Truth: ‘The worship of truth is a Christian cult’ writes Gray. I seem to remember that one of the Ten Commandments was that you should not bear false witness against your neighbour. If you list out the ten things that Christians were most strenuously encouraged to worship over the ages, I doubt if truth would figure, save as it appears in the those commandments. And even in non-Christian countries, people get sacked or sent to prison for telling lies.
Truth and Freedom: ‘Humanists believe that if we know the truth we will be free.’ I personally do not know anyone who would call himself a ‘humanist’, but leaving that aside, who today believes that if we know the truth we will be free? Free from what? From wars? From poverty? From crime? Of course, psychoanalysts used to think that if we knew the truth about ourselves we might be free of neuroses, but who believes this as a general proposition?
Gray says ‘Human knowledge is one thing, human well-being another.’ Of course he is right, but you have to go further than this. Knowledge of how to make penicillin did lead to human well-being. But the result of one group’s knowledge of how to make atom bombs was that another group ceased to exist.
Economics: Gray tells us that ‘Financial markets are moved by contagion and hysteria. Mesmer and Charcot are better guides to the new economy than Hayek or Keynes.’
Charcot, born in 1825, was a French neurologist. He used hypnosis largely for experimental purposes, to investigate what was then called ‘hysteria’.
Keynes was not only a great economist, he was also a great speculator and investor in the stock markets, using his own funds, the funds of friends, and the funds of King’s College, Cambridge. He believed that the stock market was a “casino”, guided by “animal spirit”. He wrote of “the mass psychology of ignorant speculators” and stated, “the stock market will be subject to waves of optimistic or pessimistic sentiment.” I would have thought that Gray would have relied on Keynes’ work as authority for his own views, rather than deem him inferior to a nineteenth century neurologist.

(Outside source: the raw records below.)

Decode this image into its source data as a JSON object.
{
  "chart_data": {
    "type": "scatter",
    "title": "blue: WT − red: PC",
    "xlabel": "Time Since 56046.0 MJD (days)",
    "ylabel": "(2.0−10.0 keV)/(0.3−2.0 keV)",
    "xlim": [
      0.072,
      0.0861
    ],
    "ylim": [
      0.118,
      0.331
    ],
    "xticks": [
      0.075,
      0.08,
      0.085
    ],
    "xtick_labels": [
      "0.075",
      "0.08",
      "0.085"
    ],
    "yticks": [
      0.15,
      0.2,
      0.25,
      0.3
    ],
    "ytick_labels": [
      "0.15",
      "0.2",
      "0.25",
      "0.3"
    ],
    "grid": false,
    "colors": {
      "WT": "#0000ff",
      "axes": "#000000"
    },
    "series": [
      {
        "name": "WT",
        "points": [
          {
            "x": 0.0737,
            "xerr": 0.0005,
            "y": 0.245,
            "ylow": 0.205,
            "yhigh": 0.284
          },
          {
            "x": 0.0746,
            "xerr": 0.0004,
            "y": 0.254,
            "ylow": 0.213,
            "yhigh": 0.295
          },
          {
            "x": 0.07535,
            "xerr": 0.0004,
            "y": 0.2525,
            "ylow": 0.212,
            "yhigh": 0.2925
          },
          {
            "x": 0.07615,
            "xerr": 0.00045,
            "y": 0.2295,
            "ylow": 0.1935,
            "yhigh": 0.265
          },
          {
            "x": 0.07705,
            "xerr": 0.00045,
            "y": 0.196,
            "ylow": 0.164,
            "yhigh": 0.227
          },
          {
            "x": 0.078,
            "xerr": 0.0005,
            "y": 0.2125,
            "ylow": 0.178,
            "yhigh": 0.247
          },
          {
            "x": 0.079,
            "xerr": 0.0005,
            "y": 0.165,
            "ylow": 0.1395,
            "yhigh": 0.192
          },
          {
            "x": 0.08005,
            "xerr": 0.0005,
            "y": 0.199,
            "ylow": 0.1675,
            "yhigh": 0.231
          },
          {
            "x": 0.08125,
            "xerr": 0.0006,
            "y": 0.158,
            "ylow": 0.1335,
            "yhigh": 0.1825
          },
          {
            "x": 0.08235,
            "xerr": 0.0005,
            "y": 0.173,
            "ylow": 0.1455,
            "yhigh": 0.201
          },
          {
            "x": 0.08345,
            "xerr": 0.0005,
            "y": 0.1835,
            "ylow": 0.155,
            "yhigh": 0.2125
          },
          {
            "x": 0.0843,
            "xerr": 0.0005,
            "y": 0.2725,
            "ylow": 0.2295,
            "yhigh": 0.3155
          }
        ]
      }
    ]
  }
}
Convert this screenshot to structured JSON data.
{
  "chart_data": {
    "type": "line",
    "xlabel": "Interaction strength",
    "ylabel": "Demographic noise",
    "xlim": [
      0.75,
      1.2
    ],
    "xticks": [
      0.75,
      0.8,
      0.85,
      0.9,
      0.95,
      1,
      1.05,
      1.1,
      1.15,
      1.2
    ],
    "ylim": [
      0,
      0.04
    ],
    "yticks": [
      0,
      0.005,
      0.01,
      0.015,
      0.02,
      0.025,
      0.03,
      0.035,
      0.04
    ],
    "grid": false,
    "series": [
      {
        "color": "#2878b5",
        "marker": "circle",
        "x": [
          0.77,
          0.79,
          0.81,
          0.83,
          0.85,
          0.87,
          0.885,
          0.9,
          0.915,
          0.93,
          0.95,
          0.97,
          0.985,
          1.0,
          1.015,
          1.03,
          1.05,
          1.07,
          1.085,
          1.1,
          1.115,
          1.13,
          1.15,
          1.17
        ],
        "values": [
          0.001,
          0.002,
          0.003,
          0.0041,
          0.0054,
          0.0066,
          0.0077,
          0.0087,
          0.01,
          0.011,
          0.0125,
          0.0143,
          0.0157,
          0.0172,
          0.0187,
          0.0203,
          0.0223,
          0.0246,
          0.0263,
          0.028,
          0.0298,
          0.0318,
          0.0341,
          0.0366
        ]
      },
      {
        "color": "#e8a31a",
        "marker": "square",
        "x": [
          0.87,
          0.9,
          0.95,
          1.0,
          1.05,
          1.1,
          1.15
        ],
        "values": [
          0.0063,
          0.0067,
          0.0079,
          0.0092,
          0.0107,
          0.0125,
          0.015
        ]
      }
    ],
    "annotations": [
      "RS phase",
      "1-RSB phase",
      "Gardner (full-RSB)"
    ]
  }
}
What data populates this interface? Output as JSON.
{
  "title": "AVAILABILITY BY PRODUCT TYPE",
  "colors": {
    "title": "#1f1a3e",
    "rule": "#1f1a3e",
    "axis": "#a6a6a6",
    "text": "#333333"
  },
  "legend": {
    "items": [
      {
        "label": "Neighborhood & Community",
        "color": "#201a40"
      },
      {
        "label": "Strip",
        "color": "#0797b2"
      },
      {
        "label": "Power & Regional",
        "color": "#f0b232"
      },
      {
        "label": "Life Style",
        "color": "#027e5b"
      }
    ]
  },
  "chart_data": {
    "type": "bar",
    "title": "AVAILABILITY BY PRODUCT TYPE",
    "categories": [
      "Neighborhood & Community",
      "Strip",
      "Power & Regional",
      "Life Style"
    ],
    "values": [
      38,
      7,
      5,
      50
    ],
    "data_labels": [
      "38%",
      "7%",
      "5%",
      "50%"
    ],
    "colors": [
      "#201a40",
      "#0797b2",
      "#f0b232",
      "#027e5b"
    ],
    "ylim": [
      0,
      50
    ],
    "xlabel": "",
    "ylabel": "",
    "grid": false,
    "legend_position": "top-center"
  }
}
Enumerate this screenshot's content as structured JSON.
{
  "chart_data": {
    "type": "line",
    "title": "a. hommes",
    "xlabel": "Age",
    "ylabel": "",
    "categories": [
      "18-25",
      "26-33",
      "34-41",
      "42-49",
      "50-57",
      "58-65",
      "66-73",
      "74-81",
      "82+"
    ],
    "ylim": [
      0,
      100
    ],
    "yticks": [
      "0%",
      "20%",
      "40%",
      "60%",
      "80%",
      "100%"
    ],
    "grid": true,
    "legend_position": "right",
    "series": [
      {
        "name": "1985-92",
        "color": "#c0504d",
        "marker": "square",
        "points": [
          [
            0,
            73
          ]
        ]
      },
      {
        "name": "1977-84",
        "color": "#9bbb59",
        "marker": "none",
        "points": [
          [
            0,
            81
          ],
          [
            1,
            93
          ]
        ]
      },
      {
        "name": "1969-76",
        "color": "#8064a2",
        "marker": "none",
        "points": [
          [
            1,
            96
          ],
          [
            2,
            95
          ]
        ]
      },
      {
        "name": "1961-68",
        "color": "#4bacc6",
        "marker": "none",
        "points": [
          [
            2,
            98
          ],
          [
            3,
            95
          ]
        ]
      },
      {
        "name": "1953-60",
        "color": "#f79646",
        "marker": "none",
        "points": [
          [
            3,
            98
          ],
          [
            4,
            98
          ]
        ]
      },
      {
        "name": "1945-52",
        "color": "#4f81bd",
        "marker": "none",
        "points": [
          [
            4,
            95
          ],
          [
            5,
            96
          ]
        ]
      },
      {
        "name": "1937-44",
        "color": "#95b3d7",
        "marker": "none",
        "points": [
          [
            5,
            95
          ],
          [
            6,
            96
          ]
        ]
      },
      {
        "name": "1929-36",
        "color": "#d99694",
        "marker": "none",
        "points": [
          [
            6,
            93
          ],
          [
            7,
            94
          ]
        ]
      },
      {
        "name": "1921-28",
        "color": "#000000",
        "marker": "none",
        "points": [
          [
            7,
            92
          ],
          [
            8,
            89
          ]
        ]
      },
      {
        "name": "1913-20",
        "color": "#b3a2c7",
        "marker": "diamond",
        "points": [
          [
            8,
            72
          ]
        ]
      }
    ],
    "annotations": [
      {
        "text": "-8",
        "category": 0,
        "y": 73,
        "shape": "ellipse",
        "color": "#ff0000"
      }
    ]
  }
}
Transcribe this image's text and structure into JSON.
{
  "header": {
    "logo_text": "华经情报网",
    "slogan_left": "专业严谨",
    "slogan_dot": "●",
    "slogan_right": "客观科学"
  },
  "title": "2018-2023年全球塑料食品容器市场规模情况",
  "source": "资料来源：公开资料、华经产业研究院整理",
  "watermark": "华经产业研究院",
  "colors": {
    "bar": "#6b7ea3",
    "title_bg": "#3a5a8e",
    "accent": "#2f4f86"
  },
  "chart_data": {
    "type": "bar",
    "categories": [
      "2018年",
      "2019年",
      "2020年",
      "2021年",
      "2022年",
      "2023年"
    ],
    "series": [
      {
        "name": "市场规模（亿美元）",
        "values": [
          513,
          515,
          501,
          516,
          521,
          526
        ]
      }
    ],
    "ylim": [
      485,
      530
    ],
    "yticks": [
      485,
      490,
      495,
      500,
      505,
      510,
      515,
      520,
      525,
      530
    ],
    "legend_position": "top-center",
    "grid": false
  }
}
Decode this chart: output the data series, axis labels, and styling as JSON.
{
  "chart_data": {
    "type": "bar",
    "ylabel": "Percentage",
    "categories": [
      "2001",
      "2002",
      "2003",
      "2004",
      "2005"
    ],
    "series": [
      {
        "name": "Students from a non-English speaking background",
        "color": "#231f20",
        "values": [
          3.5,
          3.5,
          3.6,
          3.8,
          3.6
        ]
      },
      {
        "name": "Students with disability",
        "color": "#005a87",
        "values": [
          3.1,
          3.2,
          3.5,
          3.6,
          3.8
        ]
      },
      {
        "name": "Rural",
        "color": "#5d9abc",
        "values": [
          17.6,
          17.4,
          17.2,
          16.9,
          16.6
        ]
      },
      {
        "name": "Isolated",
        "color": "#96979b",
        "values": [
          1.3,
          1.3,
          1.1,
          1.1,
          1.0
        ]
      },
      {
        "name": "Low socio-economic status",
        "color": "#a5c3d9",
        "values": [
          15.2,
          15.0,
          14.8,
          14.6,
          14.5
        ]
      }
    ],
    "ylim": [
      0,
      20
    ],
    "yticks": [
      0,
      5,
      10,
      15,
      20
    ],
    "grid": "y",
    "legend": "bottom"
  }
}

Tigers: Gray writes, ‘Even a caged tiger passes its life half out of time’. I think this means that even tigers sleep. With that I agree.
There are many good ideas in this book, ideas of enormous interest, but again and again they are taken to extremes, packaged into short, sharp sentences and made untenable, like an elastic band which is pulled until it snaps.
Gray is brilliant at producing startling epigrams, but the reason why startling epigrams are startling is generally because they are wrong.